Die »Job-Möglichkeiten« werden auch vom Naturschutzbund und von der Klimaschutzinitiave der Bundesregierung als Projekterfolg gefeiert.276 Die »neuen nachhaltigen Formen der Existenzsicherung und alternative Einkommensquellen« sind die grüne Variante der Zivilsierung der Wilden: Um die zerstörten Flächen des Hutan Harapan aufzuforsten, werden von Indigenen in Baumschulen Setzlinge für Tropenbäume herangezogen. Weil sie, im Gegensatz zu den internationalen Naturschutzeliten, das wirkliche Wissen der Wälder haben, werden sie losgeschickt, um Samen und Setzlinge von Tropenbäumen zu sammeln. Und damit auch noch intellektuell ausgebeutet. Die Setzlinge sollen sie zehn Monate lang aufziehen. Dafür werden sie bezahlt – aber leben können sie davon nicht: pro Setzling, den man pflanzen kann, bekommen sie laut CAPPA 1 000 Indonesische Rupiah, das sind sieben Cent. Aber nicht alle Setzlinge überleben, in der Regel kommen nur 70 bis 80 Prozent durch. Im Schnitt verdienen die Familien damit 1,05 Millionen Rupiah im Monat, also etwa 74 Euro.277 Das ist weniger als die Hälfte des staatlichen Mindestlohns, der nicht zum Leben reicht. Hutan Harapan hat nur 230 »grüne Jobs« zuvergeben. Doch in der Schutzzone leben etwa 4 000 Menschen.

Die Sklaven des Klimaschutzes müssen jetzt Lebensmittel kaufen, weil ihnen die Selbstversorgung kaum mehr möglich ist. »Unsere wirtschaftliche Situation hat sich verschlechtert«, sagt Matsamin. Um genug Geld zu verdienen, müssen sich die Batin Sembilan bei PT Asiatic Persada verdingen. Um überleben zu können, mopsen manche kleine Früchte von Ölpalmen an der Dorfgrenze, und versuchen, sie zu verkaufen. Werden sie erwischt, droht ihnen Gefängnis. Versuchen sie auf ihrem Land zu leben, wie es ihre Tradition ist, auch. Umgekehrt kommen die Suku Anak Dalam, die in der Plantage von PT Asiatic Persada um ihr Land kämpfen, in den Hutan Harapan, um dort zu jagen, weil sie sich sonst nicht ernähren können. Sie alle werden zwischen Palmölbusiness und Klimaschutz zerrieben.

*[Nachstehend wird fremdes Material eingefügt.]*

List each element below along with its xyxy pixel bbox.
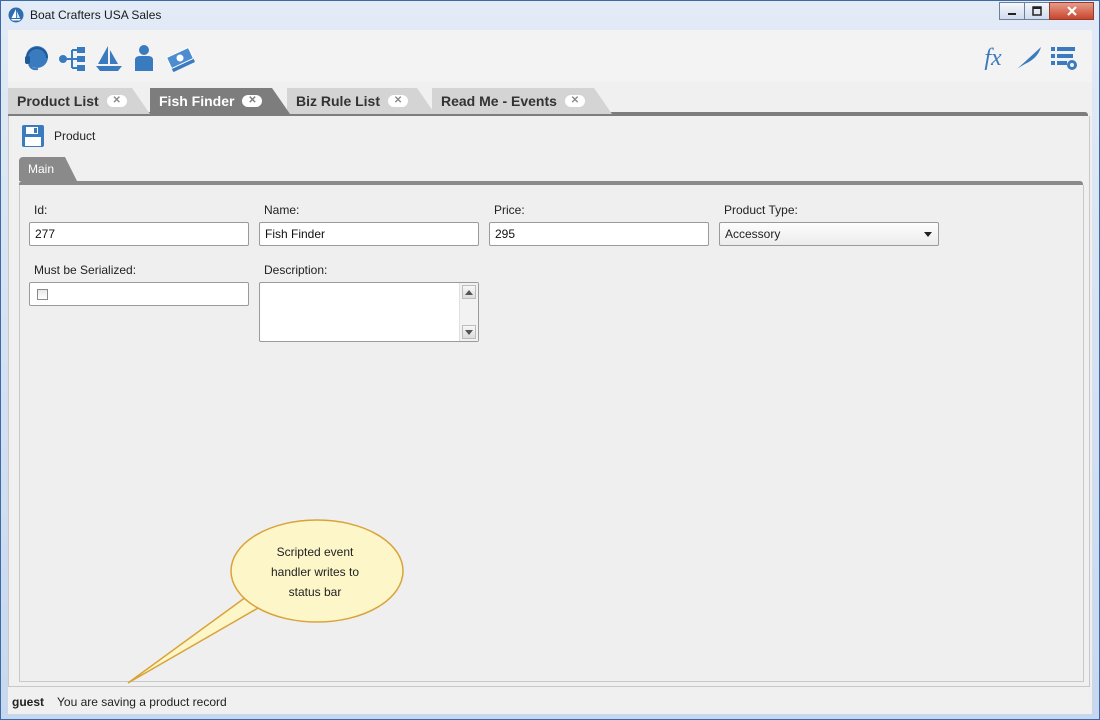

»Den Reichtum der Natur erhalten, das Klima schützen, zum Nachmachen anregen. Das ist das Ziel der Umweltprojekte, die wir porträtieren.« So beschreibt der Sender Deutsche Welle die Reihe Global Ideas, in der »Best-Practice-Modelle« in Schwellen- und Entwickungsländern in Kurzfilmen präsentiert werden.278 Im Juni 2012 wird dort ein Film über das Harapan-Projekt gezeigt.279 Darin begleitet die Reporterin Carmen Meyer Dieter Hoffmann von der Internationalen Klimaschutzinitiave der Bundesregierung bei seinem Besuch im Hutan Harapan. Der Fokus der Reportage: illegale Holzdiebe und Siedler, die einen der »letzten Wälder« ruinieren. »Wo soll das enden, wenn man sie nicht stoppen kann?«, sagt Hoffmann besorgt in die Kamera. Mit den »illegalen Siedlern«, den Indigenen, die im Konflikt mit PT REKI stehen, mit den NGOs und der Kleinbauernbewegung, die Menschen unterstützen, die keinen anderen Ort haben als diesen, spricht Hoffmann nicht. Die Landkonflikte und die zähen Verhandlungen spielen keine Rolle. Nur die Batin Sembilan, die gehorsam aufforsten, werden gewürdigt. Der Film wurde, wie die ganze Reihe, von der Internationalen Klimaschutzinitiative gesponsert, die auch das Harapan-Projekt mitfinanziert hat.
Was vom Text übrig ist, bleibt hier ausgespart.